Um casal de crianças indígenas da etnia Mura, com idade entre 6 e 8 anos, que estava desaparecidas na floresta amazônica desde o dia 18 de fevereiro, foram encontrado quase um mês do desaparecimento. Os pais e outros parentes das crianças, que vivem numa aldeia na zona rural do município de Manicoré, interior do Amazonas, estavam presos e apontados pela polícia como acusados pelas mortes do menino e da menina. Os dois estão a caminho de Manaus porque foram encontrados doentes e subnutridos.

As crianças foram encontradas na floresta por um homem que cortava madeira. Elas estavam em estado crítico, muito magras e inicialmente foram encaminhadas para avaliação médica em Manicoré. Ao se perderam na floresta em 18 de fevereiro numa região de mata fechada, da comunidade Palmeira, no município de Manicoré, onde viviam com seus parentes. Elas estavam muito longe de casa, na comunidade Capanã, na área do lago do Capanã Grande.

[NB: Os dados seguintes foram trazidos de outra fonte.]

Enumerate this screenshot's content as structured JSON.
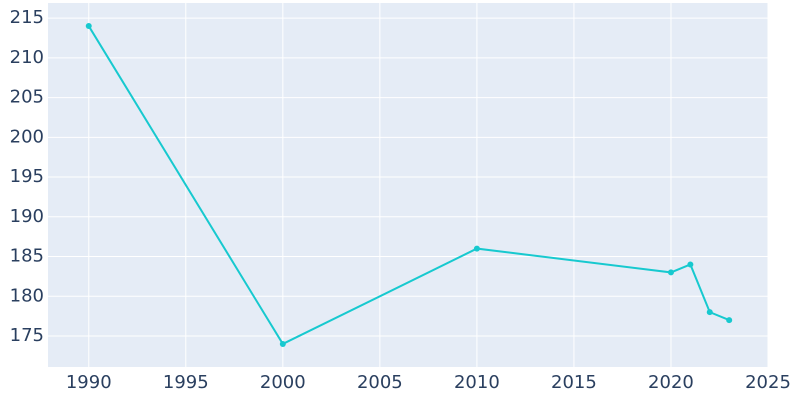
{
  "chart_data": {
    "type": "line",
    "x": [
      1990,
      2000,
      2010,
      2020,
      2021,
      2022,
      2023
    ],
    "series": [
      {
        "color": "#17c9cf",
        "values": [
          214,
          174,
          186,
          183,
          184,
          178,
          177
        ]
      }
    ],
    "xlim": [
      1987.9,
      2025
    ],
    "xticks": [
      1990,
      1995,
      2000,
      2005,
      2010,
      2015,
      2020,
      2025
    ],
    "ylim": [
      171.1,
      216.9
    ],
    "yticks": [
      175,
      180,
      185,
      190,
      195,
      200,
      205,
      210,
      215
    ],
    "grid": true
  }
}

A informação foi confirmada pelo coordenado do Distrito Sanitário Indígena (DSEI) do Ministério da Saúde, Januário da Cunha Neto, responsável por realizações de ações indígenas naquela região do Capanã. “Foi realmente um milagre de Deus encontrar essas crianças”, afirmou.

Segundo Neto, o desaparecimento das crianças foi comunicado ao DSEI Manaus pelo presidente do Conselho Distrital Indígena do polo-base Capanã, no dia 18 de fevereiro, por meio de um pedido de apoio no transporte de moradores da comunidade para encontrar os dois indígenas.

As crianças foram encontradas por três homens que retiravam madeiras na região do Capanã Grande, distante seis horas de lancha da aldeia onde moram com os pais. Elas estavam bastante desnutridas. O caso mais grave, segundo Januário Neto, é da menina, que, assim como o menino, recebe cuidados médicos no hospital de Manicoré.

O desaparecimento das crianças foi comunicado às polícias Civil e Militar, que mobilizou o Corpo de Bombeiros nas buscas. Dez dias depois, a polícia prendeu três integrantes da família, acusados de terem matado os indígenas e encerram as buscas no local.